Asked whether he thought Manmohan Singh was the “best polling agent” for Narendra Modi, Baru said, “I certainly think the rise of Modi is directly linked to the decline of this government.”

“I don’t think anybody contests what a very senior BJP leader said to me that what is operating in India now is not the law of politics but the law of physics where a vacuum is created and we are getting sucked into that vaccum,” Baru said.

Baru, who was in the PMO during 2004—08 in UPA—I, said that if Manmohan Singh had quit after Rahul Gandhi had torn the ordinance on convicted lawmakers in September 2013, the UPA government would have collapsed.

He said an analyst known to be close to Rahul Gandhi had written a paper suggesting that the “Prime Minister should go and Rahul Gandhi [should] take over“.

Baru also said he hoped Manmohan Singh will write his own autobiography some day.

When asked whether there was daily “meddling” in the affairs of the government, Baru said, “No there was no daily meddling.
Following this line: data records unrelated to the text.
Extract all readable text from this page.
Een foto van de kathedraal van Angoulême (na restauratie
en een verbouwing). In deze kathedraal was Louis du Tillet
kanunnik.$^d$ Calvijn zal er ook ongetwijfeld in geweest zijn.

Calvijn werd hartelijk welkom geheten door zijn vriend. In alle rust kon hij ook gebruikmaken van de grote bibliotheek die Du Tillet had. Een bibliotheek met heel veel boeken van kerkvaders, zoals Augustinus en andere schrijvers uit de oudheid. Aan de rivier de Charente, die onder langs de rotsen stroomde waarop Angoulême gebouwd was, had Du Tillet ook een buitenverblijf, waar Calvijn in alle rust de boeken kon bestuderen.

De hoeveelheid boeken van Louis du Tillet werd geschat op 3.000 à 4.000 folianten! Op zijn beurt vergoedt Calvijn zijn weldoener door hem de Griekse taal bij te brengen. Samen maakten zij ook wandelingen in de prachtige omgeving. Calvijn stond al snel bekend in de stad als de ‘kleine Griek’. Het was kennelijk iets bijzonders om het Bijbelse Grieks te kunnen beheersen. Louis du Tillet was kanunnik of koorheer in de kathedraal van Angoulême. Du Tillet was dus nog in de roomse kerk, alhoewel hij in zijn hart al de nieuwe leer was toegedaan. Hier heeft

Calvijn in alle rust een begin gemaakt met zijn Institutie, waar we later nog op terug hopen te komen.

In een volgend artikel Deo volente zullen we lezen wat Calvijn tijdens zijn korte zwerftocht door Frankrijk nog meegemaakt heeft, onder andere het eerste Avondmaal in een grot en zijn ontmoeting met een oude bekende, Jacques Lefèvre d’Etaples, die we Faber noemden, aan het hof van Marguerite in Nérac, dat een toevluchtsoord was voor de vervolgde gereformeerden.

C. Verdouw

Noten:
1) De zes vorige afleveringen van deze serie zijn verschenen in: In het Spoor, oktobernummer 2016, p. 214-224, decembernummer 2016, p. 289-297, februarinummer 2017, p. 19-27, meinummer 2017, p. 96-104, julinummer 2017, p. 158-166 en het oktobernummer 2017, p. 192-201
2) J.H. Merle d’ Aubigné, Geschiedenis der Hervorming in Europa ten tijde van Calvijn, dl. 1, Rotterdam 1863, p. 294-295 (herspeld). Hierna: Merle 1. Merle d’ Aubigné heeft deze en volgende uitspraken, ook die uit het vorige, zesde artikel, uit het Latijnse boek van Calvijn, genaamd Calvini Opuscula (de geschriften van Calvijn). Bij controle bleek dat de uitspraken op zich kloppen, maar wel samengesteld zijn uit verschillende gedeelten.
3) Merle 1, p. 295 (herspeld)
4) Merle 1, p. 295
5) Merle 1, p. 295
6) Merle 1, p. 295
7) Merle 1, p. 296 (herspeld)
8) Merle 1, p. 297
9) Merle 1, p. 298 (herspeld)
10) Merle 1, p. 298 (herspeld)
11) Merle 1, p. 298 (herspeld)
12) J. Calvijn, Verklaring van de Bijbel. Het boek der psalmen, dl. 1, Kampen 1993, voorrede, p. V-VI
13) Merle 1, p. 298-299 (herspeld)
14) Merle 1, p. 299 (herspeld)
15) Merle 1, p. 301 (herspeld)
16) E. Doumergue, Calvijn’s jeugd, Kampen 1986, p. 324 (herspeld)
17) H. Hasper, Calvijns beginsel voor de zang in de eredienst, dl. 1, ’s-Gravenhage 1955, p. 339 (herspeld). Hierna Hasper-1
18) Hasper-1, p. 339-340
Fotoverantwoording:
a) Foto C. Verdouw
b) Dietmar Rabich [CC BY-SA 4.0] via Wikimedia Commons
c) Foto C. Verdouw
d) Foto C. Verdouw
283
I think it is the policy framework. There were many issues where his views were not accepted. “Take LPG subsidy, which is a good example. Singh wanted the LPG subsidy to go but the party did not agree and even Chidambaram did not agree to it.”

About the Prime Minister’s relationship with the National Advisory Commission, Baru said Singh “accepted it as a political necessity.”

In response to a question, Baru said, “The problem with the government is not so much of lack of communication but the lack of credibility. “The UPA 1 government communicated and was believed. In UPA II, it lost its political credibility and once your credibility is gone, it is irrelevant...,” Baru said.

Referring to himself as a “fly on the wall”, Baru said he had written down what he observed just like a reporter and would be happy to take credit if his book inspired others to increase accountability of governments.